Turkey’s current account deficit considerably narrower in February
The downward trend in the Turkish current account remained intact in February, with a further drop in the 12-month rolling deficit to US$31.8bn from US$37.5bn a month ago
Current account (12M rolling, US$bn)
The February current account posted a deficit of US$3.3bn, better than the market consensus of US$3.7bn. In the breakdown when comparing with the same month of last year, we see (i) a continuing decline in the gold trade deficit to US$0.7bn in Feb-24 vs US$3.4bn a year ago, (ii) a recovery in net energy traded, with a fall in the deficit to US$4.4bn from US$5.8bn, and (iii) the core trade balance turning to surplus at US$0.6bn, from a slight deficit of US$0.9bn.
While the trade balance turned out to be a major driver of the recovery in the current account balance, a marginal increase in the services surplus was offset by a decline in primary income. The 12-month rolling deficit recorded a sharp decline to US$31.8bn (c.2.9% of GDP) from US$37.6bn a month ago, also reflecting the large base in February 2023.
Current account breakdown (monthly, US$bn)
On the capital account, net identified flows remained weak at just US$2.0bn following mild outflows a month ago. Errors and omissions outflows, which have been present since September, came in at US$5.0bn in February (or US$17.4bn over the last 12 months). With the monthly c/a deficit and weak flow outlook, official reserves came to US$6.2bn (after another US$6.2bn drop in January).

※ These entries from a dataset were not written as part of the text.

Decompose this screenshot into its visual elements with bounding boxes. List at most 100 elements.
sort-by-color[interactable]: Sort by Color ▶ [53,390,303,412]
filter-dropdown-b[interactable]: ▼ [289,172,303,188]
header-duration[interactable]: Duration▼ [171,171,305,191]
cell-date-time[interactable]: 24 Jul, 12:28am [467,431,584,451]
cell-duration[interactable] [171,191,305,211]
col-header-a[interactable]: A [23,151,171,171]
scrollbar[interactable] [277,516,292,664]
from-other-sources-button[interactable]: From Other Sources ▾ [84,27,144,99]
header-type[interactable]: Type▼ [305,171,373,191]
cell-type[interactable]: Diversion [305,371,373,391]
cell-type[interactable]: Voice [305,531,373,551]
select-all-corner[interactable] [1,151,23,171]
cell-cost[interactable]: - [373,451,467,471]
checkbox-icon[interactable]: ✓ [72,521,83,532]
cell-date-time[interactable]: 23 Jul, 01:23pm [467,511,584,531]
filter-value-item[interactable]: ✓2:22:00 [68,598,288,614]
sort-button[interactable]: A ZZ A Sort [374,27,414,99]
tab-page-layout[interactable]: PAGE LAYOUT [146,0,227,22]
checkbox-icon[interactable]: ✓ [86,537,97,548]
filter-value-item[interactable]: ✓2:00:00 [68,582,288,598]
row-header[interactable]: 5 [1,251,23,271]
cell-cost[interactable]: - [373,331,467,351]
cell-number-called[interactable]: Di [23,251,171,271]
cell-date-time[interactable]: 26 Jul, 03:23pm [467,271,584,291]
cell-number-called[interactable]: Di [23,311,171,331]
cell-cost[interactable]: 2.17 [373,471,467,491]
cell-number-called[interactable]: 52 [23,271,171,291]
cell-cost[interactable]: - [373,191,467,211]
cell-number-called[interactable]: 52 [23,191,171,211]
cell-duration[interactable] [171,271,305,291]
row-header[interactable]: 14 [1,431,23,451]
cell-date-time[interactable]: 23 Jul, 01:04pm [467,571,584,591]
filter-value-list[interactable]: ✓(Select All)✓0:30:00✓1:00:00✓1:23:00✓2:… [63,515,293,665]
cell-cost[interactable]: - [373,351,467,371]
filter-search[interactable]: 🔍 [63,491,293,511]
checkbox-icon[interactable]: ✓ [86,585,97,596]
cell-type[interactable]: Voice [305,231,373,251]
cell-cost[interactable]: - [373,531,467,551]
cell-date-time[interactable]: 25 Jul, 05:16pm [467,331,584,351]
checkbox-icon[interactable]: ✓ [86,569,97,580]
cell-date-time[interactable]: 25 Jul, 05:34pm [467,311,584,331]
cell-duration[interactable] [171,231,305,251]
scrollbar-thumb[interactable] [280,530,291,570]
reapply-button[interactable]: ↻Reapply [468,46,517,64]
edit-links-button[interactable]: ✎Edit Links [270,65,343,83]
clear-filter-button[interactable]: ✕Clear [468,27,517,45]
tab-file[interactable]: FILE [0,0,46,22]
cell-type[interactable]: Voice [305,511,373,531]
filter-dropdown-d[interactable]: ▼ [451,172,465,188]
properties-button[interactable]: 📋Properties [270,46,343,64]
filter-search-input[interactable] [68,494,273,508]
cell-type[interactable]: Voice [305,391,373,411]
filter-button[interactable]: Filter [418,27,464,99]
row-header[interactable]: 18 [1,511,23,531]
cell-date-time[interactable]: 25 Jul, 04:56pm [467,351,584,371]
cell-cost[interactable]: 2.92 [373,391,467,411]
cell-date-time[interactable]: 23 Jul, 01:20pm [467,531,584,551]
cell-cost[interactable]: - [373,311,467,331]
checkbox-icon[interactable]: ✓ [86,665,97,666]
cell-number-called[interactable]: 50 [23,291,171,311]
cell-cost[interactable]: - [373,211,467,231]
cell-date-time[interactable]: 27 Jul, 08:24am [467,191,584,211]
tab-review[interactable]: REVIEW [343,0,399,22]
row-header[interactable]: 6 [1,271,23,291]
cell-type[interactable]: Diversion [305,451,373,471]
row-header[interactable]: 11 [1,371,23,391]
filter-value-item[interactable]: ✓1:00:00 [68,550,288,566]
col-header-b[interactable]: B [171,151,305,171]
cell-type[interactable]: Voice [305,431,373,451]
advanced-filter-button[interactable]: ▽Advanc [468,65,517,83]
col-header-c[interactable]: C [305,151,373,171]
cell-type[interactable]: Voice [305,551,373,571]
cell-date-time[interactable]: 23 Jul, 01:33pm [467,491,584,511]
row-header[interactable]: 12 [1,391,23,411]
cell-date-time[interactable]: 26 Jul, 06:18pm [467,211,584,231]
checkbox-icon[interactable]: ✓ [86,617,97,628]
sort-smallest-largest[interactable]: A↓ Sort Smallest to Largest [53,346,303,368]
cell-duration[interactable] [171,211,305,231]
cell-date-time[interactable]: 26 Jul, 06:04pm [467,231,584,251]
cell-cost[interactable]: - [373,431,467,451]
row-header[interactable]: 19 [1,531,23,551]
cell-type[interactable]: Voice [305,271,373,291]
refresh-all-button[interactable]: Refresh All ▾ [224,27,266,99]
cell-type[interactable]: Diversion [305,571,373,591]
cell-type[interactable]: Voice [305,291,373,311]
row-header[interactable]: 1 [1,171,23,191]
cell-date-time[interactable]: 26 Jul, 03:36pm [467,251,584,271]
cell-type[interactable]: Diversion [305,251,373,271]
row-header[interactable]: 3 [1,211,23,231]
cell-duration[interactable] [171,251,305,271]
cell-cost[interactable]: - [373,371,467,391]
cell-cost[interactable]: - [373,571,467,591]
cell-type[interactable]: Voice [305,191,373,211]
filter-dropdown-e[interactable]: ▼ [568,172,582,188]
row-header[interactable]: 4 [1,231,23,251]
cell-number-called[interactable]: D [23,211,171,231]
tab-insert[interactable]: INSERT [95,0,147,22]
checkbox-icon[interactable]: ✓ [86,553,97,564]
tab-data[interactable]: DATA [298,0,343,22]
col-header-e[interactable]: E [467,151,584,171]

In the breakdown of monthly data, inflows were driven by Eurobond issuance by the Treasury (US$3bn) and banks (US$2.7bn) while we saw mild inflows via gross FDI (US$0.4bn), net borrowing (US$0.1bn), and non-resident deposits in the banking system (US$0.1bn). Residents’ fund movements drove the outflows with (i) portfolio investments of US$1.8bn, and (ii) acquisition of financial assets abroad at US$1.9bn. In February, rollover rates stood at 133% for corporates and 111% for financials (vs 93% and 118% respectively on a 12-month rolling basis).
Breakdown of financing (monthly, US$bn)
In sum, the improvement in the current account deficit in February was attributable to a continuing recovery in the foreign trade deficit. The downward trend that started after the peak in July has remained intact. The provisional customs data released by the Ministry of Trade reveals that the foreign trade deficit dropped by around 10%, to US$7.5bn, in March. The data implies a continuation of the improvement in external balances, though at a much lower pace after the sharp narrowing in the first two months of this year. Going forward, the impact on demand from the recent central bank tightening is likely to support the trend in the current account, while the ongoing recovery in global economic activity is expected to have a favourable impact on Turkey's exports and thus on the c/a balance. On the flipside, the rise in global commodity prices, particularly energy prices, may limit the slowdown in imports.